I remember the exact moment when David, with the surgical mask on his face, covering his nose and mouth, looked at me and told me that they were going to proceed to place a transparent plastic mask on me in order to sedate my body before the intervention on my nerve atrophied by the fall from the second floor of the castle.
Even Arianna, after death, continues, in a twisted and cruel way, to manage my existence. She threw herself; she threw herself without caring that her son had just been born, just arrived in this world to be loved. After four hours of labor, the doctor who received Dante at the castle determined that it was all depression that had not been detected in time. She committed suicide. And I tried to reach her clumsily, but I failed. She fell from the second floor, and the back of her head landed on one of the rocks that adorned the garden I had sent her to plant. I followed her trajectory, but as I was aware of the fall, perhaps because my intention was not to die and leave my son helpless, or maybe because it was not my time to perish, I did not die like her. I hit the sprinklers hard and full. Nevertheless, I survived. As the days passed, I began to experience constant headaches and memory loss.

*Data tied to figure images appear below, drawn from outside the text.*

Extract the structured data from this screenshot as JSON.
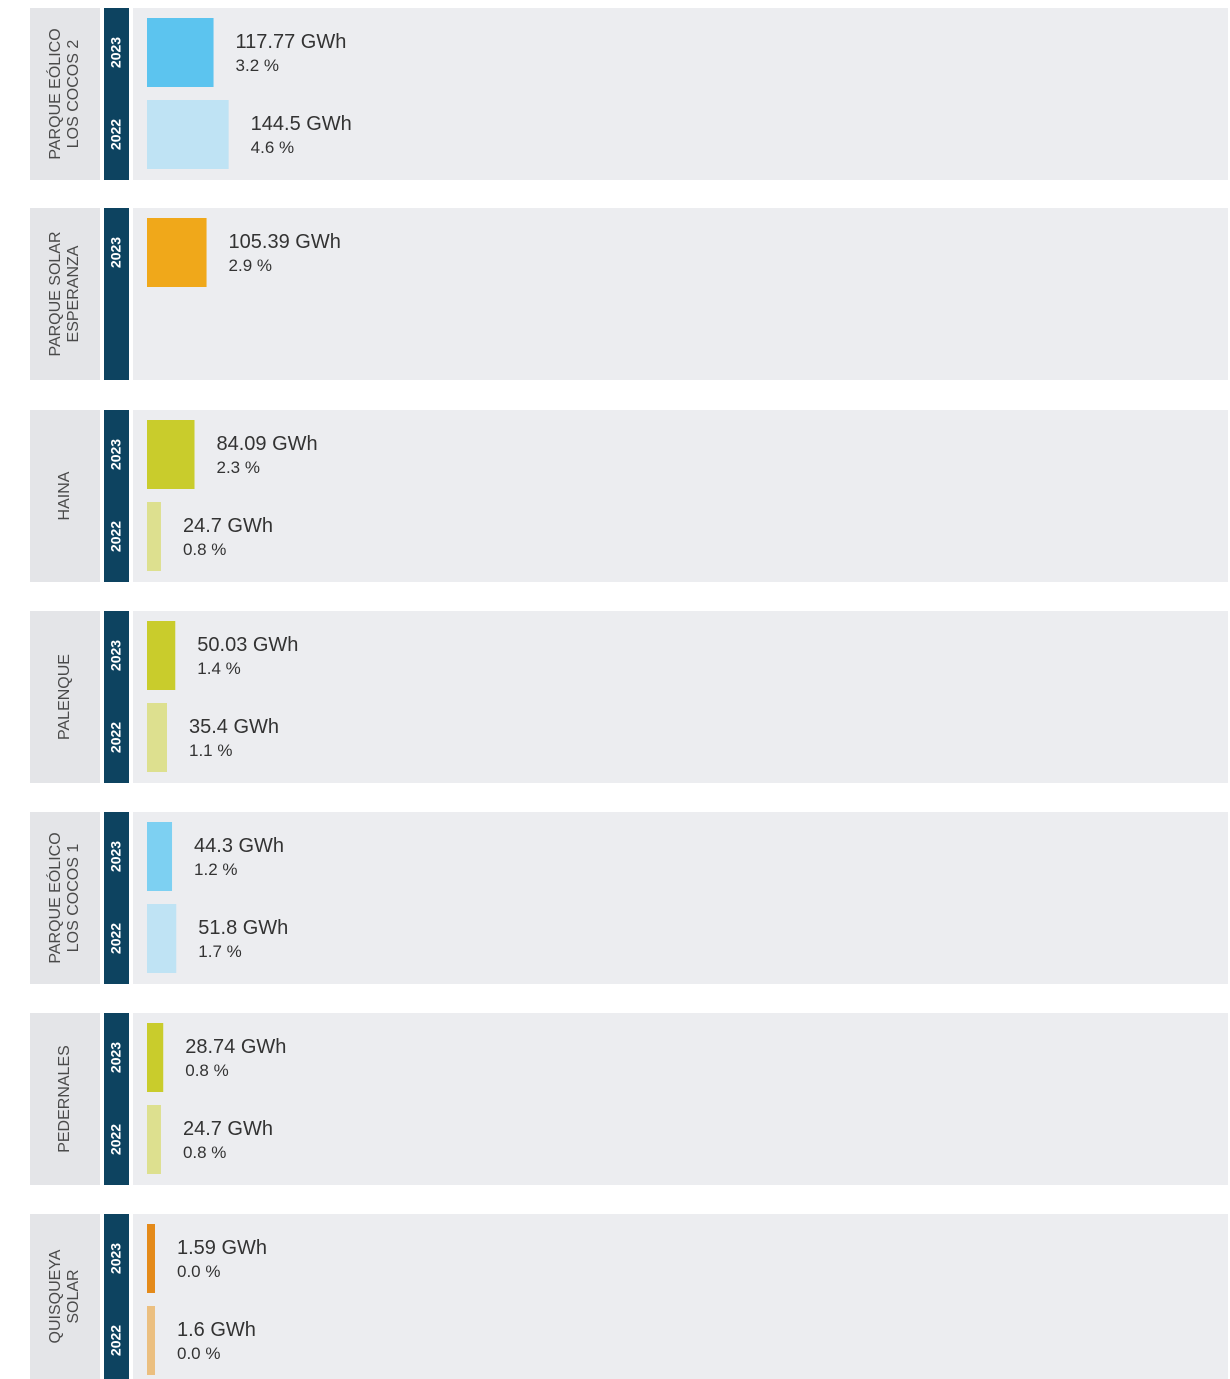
{
  "chart_data": {
    "type": "bar",
    "groups": [
      {
        "name_lines": [
          "PARQUE EÓLICO",
          "LOS COCOS 2"
        ],
        "bars": [
          {
            "year": "2023",
            "value": 117.77,
            "value_label": "117.77 GWh",
            "share": "3.2 %",
            "color": "#5cc4ef"
          },
          {
            "year": "2022",
            "value": 144.5,
            "value_label": "144.5 GWh",
            "share": "4.6 %",
            "color": "#bfe3f4"
          }
        ]
      },
      {
        "name_lines": [
          "PARQUE SOLAR",
          "ESPERANZA"
        ],
        "bars": [
          {
            "year": "2023",
            "value": 105.39,
            "value_label": "105.39 GWh",
            "share": "2.9 %",
            "color": "#f0a81a"
          }
        ]
      },
      {
        "name_lines": [
          "HAINA"
        ],
        "bars": [
          {
            "year": "2023",
            "value": 84.09,
            "value_label": "84.09 GWh",
            "share": "2.3 %",
            "color": "#c9cc2c"
          },
          {
            "year": "2022",
            "value": 24.7,
            "value_label": "24.7 GWh",
            "share": "0.8 %",
            "color": "#dde08f"
          }
        ]
      },
      {
        "name_lines": [
          "PALENQUE"
        ],
        "bars": [
          {
            "year": "2023",
            "value": 50.03,
            "value_label": "50.03 GWh",
            "share": "1.4 %",
            "color": "#c9cc2c"
          },
          {
            "year": "2022",
            "value": 35.4,
            "value_label": "35.4 GWh",
            "share": "1.1 %",
            "color": "#dde08f"
          }
        ]
      },
      {
        "name_lines": [
          "PARQUE EÓLICO",
          "LOS COCOS 1"
        ],
        "bars": [
          {
            "year": "2023",
            "value": 44.3,
            "value_label": "44.3 GWh",
            "share": "1.2 %",
            "color": "#7dd0f2"
          },
          {
            "year": "2022",
            "value": 51.8,
            "value_label": "51.8 GWh",
            "share": "1.7 %",
            "color": "#bfe3f4"
          }
        ]
      },
      {
        "name_lines": [
          "PEDERNALES"
        ],
        "bars": [
          {
            "year": "2023",
            "value": 28.74,
            "value_label": "28.74 GWh",
            "share": "0.8 %",
            "color": "#c9cc2c"
          },
          {
            "year": "2022",
            "value": 24.7,
            "value_label": "24.7 GWh",
            "share": "0.8 %",
            "color": "#dde08f"
          }
        ]
      },
      {
        "name_lines": [
          "QUISQUEYA",
          "SOLAR"
        ],
        "bars": [
          {
            "year": "2023",
            "value": 1.59,
            "value_label": "1.59 GWh",
            "share": "0.0 %",
            "color": "#e48a1a"
          },
          {
            "year": "2022",
            "value": 1.6,
            "value_label": "1.6 GWh",
            "share": "0.0 %",
            "color": "#ebbf80"
          }
        ]
      }
    ]
  }
}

“I can’t see anything, David, just shadows. What does this mean? Am I going to stay like this?” I ask, on the verge of losing my mind.

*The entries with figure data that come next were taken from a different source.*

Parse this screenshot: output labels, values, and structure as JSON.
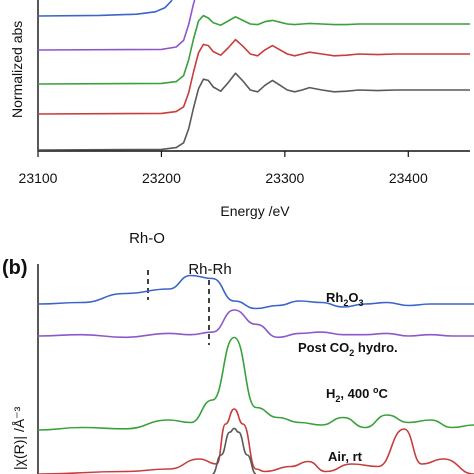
{
  "chart_data": [
    {
      "panel": "a",
      "type": "line",
      "xlabel": "Energy /eV",
      "ylabel": "Normalized abs",
      "xlim": [
        23100,
        23450
      ],
      "x_ticks": [
        23100,
        23200,
        23300,
        23400
      ],
      "x_tick_labels": [
        "23100",
        "23200",
        "23300",
        "23400"
      ],
      "series": [
        {
          "color": "#595959",
          "x": [
            23100,
            23200,
            23212,
            23218,
            23222,
            23226,
            23230,
            23234,
            23238,
            23242,
            23248,
            23254,
            23260,
            23266,
            23272,
            23278,
            23284,
            23290,
            23296,
            23302,
            23308,
            23314,
            23320,
            23330,
            23340,
            23350,
            23360,
            23375,
            23390,
            23410,
            23430,
            23450
          ],
          "y": [
            0,
            0.01,
            0.04,
            0.12,
            0.35,
            0.7,
            1.02,
            1.18,
            1.16,
            1.05,
            0.98,
            1.12,
            1.28,
            1.15,
            1.0,
            0.97,
            1.08,
            1.16,
            1.08,
            1.0,
            0.97,
            1.0,
            1.04,
            1.0,
            0.97,
            0.98,
            1.0,
            0.99,
            1.0,
            1.0,
            1.0,
            1.0
          ]
        },
        {
          "color": "#c83c3c",
          "x": [
            23100,
            23200,
            23212,
            23218,
            23222,
            23226,
            23230,
            23234,
            23238,
            23242,
            23248,
            23254,
            23260,
            23266,
            23272,
            23278,
            23284,
            23290,
            23296,
            23302,
            23308,
            23314,
            23320,
            23330,
            23340,
            23350,
            23360,
            23375,
            23390,
            23410,
            23430,
            23450
          ],
          "y": [
            0,
            0.01,
            0.04,
            0.12,
            0.35,
            0.7,
            1.02,
            1.16,
            1.14,
            1.04,
            0.98,
            1.1,
            1.24,
            1.13,
            1.0,
            0.97,
            1.07,
            1.14,
            1.07,
            1.0,
            0.97,
            1.0,
            1.03,
            1.0,
            0.97,
            0.98,
            1.0,
            0.99,
            1.0,
            1.0,
            1.0,
            1.0
          ]
        },
        {
          "color": "#3aa13a",
          "x": [
            23100,
            23200,
            23212,
            23218,
            23222,
            23226,
            23230,
            23234,
            23238,
            23242,
            23248,
            23254,
            23260,
            23266,
            23272,
            23278,
            23284,
            23290,
            23296,
            23302,
            23308,
            23314,
            23320,
            23330,
            23340,
            23350,
            23360,
            23375,
            23390,
            23410,
            23430,
            23450
          ],
          "y": [
            0,
            0.01,
            0.04,
            0.14,
            0.4,
            0.75,
            1.05,
            1.14,
            1.1,
            1.02,
            0.98,
            1.05,
            1.12,
            1.06,
            1.0,
            0.99,
            1.04,
            1.06,
            1.03,
            1.0,
            0.99,
            1.0,
            1.01,
            1.0,
            0.99,
            0.99,
            1.0,
            1.0,
            1.0,
            1.0,
            1.0,
            1.0
          ]
        },
        {
          "color": "#8c58c8",
          "x": [
            23100,
            23200,
            23212,
            23218,
            23222,
            23226,
            23230,
            23234,
            23238,
            23242,
            23248,
            23254,
            23260,
            23266,
            23272,
            23278,
            23284,
            23290,
            23296,
            23302,
            23308,
            23314,
            23320,
            23330,
            23340,
            23350,
            23360,
            23375,
            23390,
            23410,
            23430,
            23450
          ],
          "y": [
            0,
            0.01,
            0.05,
            0.16,
            0.42,
            0.77,
            1.05,
            1.12,
            1.08,
            1.02,
            0.99,
            1.04,
            1.1,
            1.05,
            1.0,
            0.99,
            1.03,
            1.05,
            1.02,
            1.0,
            0.99,
            1.0,
            1.01,
            1.0,
            0.99,
            0.99,
            1.0,
            1.0,
            1.0,
            1.0,
            1.0,
            1.0
          ]
        },
        {
          "color": "#3a64c8",
          "x": [
            23100,
            23150,
            23180,
            23195,
            23203,
            23208,
            23212,
            23216,
            23220,
            23224,
            23228,
            23232,
            23236,
            23240,
            23246,
            23252,
            23258,
            23264,
            23270,
            23276,
            23282,
            23288,
            23294,
            23300,
            23310,
            23320,
            23340,
            23360,
            23380,
            23400,
            23430,
            23450
          ],
          "y": [
            0,
            0.01,
            0.03,
            0.07,
            0.14,
            0.25,
            0.42,
            0.65,
            0.9,
            1.08,
            1.16,
            1.14,
            1.08,
            1.02,
            0.99,
            1.02,
            1.05,
            1.03,
            1.0,
            0.99,
            1.01,
            1.02,
            1.0,
            0.99,
            1.0,
            1.01,
            1.0,
            1.0,
            1.0,
            1.0,
            1.0,
            1.0
          ]
        }
      ]
    },
    {
      "panel": "b",
      "type": "line",
      "ylabel": "|χ(R)| /Å⁻³",
      "annotations": [
        {
          "label": "Rh-O"
        },
        {
          "label": "Rh-Rh"
        }
      ],
      "series": [
        {
          "name": "Rh2O3",
          "label_main": "Rh",
          "label_sub1": "2",
          "label_mid": "O",
          "label_sub2": "3",
          "color": "#3a64c8",
          "x": [
            0,
            0.1,
            0.2,
            0.3,
            0.35,
            0.4,
            0.45,
            0.5,
            0.55,
            0.6,
            0.65,
            0.7,
            0.75,
            0.8,
            0.85,
            0.9,
            0.95,
            1.0
          ],
          "y": [
            0.0,
            0.05,
            0.35,
            0.5,
            0.95,
            0.85,
            0.1,
            -0.15,
            -0.05,
            0.1,
            0.05,
            -0.1,
            0.0,
            0.05,
            -0.05,
            0.0,
            0.0,
            0.0
          ]
        },
        {
          "name": "Post CO2 hydro.",
          "label_main": "Post CO",
          "label_sub1": "2",
          "label_mid": " hydro.",
          "label_sub2": "",
          "color": "#8c58c8",
          "x": [
            0,
            0.1,
            0.2,
            0.3,
            0.35,
            0.4,
            0.45,
            0.5,
            0.55,
            0.6,
            0.65,
            0.7,
            0.75,
            0.8,
            0.85,
            0.9,
            0.95,
            1.0
          ],
          "y": [
            0.0,
            0.05,
            -0.05,
            0.1,
            0.05,
            0.15,
            1.0,
            0.45,
            -0.05,
            0.1,
            0.15,
            0.05,
            0.05,
            0.1,
            0.0,
            0.05,
            0.0,
            0.0
          ]
        },
        {
          "name": "H2, 400 oC",
          "label_main": "H",
          "label_sub1": "2",
          "label_mid": ", 400 ",
          "label_sup": "o",
          "label_end": "C",
          "color": "#3aa13a",
          "x": [
            0,
            0.1,
            0.2,
            0.3,
            0.35,
            0.4,
            0.45,
            0.5,
            0.55,
            0.6,
            0.65,
            0.7,
            0.75,
            0.8,
            0.85,
            0.9,
            0.95,
            1.0
          ],
          "y": [
            0.0,
            0.1,
            0.05,
            0.4,
            0.3,
            1.2,
            3.7,
            0.9,
            0.5,
            0.3,
            0.2,
            0.5,
            0.1,
            0.6,
            0.3,
            0.4,
            0.1,
            0.2
          ]
        },
        {
          "name": "Air, rt",
          "label_main": "Air, rt",
          "label_sub1": "",
          "label_mid": "",
          "label_sub2": "",
          "color": "#c83c3c",
          "x": [
            0,
            0.2,
            0.3,
            0.37,
            0.41,
            0.43,
            0.45,
            0.47,
            0.5,
            0.52,
            0.58,
            0.62,
            0.66,
            0.72,
            0.78,
            0.84,
            0.88,
            0.93,
            1.0
          ],
          "y": [
            0,
            0.05,
            0.1,
            0.3,
            0.2,
            1.0,
            1.3,
            1.0,
            0.1,
            0.05,
            0.15,
            0.25,
            0.05,
            0.2,
            0.15,
            0.9,
            0.2,
            0.3,
            0.0
          ]
        },
        {
          "name": "",
          "color": "#595959",
          "x": [
            0.4,
            0.42,
            0.44,
            0.45,
            0.46,
            0.48,
            0.5
          ],
          "y": [
            0,
            0.5,
            1.1,
            1.2,
            1.1,
            0.5,
            0
          ]
        }
      ]
    }
  ],
  "panel_labels": {
    "b": "(b)"
  }
}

How long ago was the surgery?
My last thought, at least the one I remember, was Dante. His first smile, his dark hair, his blue eyes, and his bright gaze. He would look at me lovingly when I approached him as if I was the best person in the world—his innocence and unconditional love without asking for anything in return.

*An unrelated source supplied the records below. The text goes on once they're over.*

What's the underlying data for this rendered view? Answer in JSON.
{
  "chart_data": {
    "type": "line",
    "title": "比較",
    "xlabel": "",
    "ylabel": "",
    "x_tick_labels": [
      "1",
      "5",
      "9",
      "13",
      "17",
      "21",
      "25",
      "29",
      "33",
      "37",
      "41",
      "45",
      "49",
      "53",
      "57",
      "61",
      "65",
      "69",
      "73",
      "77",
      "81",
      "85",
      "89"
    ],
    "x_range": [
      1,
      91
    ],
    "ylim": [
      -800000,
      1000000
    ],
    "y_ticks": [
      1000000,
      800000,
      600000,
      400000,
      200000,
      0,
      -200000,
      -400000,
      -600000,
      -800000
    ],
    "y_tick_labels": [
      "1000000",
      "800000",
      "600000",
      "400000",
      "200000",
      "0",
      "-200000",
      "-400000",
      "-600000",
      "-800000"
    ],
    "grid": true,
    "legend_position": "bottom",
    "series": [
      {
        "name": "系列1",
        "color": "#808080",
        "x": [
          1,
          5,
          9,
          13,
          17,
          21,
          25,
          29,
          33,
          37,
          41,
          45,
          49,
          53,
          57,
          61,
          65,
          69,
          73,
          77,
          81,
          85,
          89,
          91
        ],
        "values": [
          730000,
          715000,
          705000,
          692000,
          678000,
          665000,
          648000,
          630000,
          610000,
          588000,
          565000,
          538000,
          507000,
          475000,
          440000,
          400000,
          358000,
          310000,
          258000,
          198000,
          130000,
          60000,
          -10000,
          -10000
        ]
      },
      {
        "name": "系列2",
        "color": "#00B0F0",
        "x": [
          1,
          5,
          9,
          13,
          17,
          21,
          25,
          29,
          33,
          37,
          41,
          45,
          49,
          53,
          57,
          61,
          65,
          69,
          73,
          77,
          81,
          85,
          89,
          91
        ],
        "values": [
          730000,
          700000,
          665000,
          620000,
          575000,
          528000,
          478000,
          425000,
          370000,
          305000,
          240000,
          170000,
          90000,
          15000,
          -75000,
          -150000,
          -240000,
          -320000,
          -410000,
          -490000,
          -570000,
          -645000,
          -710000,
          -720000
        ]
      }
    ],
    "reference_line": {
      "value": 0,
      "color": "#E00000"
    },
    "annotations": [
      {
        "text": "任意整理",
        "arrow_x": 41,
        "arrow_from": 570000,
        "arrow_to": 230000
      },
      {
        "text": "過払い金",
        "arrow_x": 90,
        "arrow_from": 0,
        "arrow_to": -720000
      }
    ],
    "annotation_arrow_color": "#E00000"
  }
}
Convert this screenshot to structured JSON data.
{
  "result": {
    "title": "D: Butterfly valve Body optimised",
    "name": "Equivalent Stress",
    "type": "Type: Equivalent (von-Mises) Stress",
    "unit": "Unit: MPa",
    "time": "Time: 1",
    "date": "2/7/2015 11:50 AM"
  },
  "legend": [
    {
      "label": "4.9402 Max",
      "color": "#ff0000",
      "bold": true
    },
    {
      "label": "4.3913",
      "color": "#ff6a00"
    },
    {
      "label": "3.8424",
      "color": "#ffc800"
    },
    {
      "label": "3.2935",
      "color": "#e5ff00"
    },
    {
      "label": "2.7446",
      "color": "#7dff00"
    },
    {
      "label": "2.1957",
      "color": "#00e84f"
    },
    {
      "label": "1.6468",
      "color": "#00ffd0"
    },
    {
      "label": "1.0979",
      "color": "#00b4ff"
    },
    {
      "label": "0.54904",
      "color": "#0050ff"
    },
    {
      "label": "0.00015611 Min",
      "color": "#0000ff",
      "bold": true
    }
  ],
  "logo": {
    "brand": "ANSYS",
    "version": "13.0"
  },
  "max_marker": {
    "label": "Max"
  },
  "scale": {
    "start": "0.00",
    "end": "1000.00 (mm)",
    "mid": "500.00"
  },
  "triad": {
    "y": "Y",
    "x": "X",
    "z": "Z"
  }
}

“You just regained consciousness. I’m going to monitor you for the first twenty-four hours. After that, we’ll see how you evolve...”
“Tell me what the hell is going on. Is this part of the process? Of recovery? Or have I lost my sight for good? You better be honest with me. Don’t be redundant. I don’t need your concern.”
“Darío, I think you need to calm down.” My brother stands next to me and squeezes my right shoulder gently.
“It’s not you who doesn’t see anything! I have a son! How am I supposed to watch him grow up? How am I supposed to hold him before he falls to the ground when he trips over his feet? How am I supposed to be in every moment of his life?”
“Darío, this was part of the risks I told you about before scheduling an appointment for surgery. I warned you that something like this could happen. The good thing is that, for the moment, it seems that the atrophied nerve is repaired...”
“So what? Am I supposed to feel good about that? That’s supposed to reassure me? That’s supposed to give me comfort? That’s bullshit! Bullshit! Fucking bullshit!” I yell, venting.
This is beyond me.
My hands are shaking. I’m sure that, had I been able to see David, my fist would have already been stamped on his face.
“David, I think you’d better back off. Leave us alone for a while. I know my brother needs his rest.”
“I’ll be back in an hour,” the aforementioned replies before I hear the sound of the door closing.
I’m screwed.
I have gone blind.
After so much, after everything I’ve done to be constant and present in Dante’s life, I’ve failed.
The image of Tatiana pops into my head, her brown eyes bright, her mouth dangerous and so tempting. I just got married, and I already represent a burden to my wife.
“Don’t torture yourself for no reason, Darío. I know that face. I’ve known it since we were boys and had tests. Everything will be fine. Don’t despair, and don’t be anxious.”
“How can I not get anxious if I’m a damn blind man?!”
No way.
Instead of helping my son, my wife, my family... I screwed up, and big time.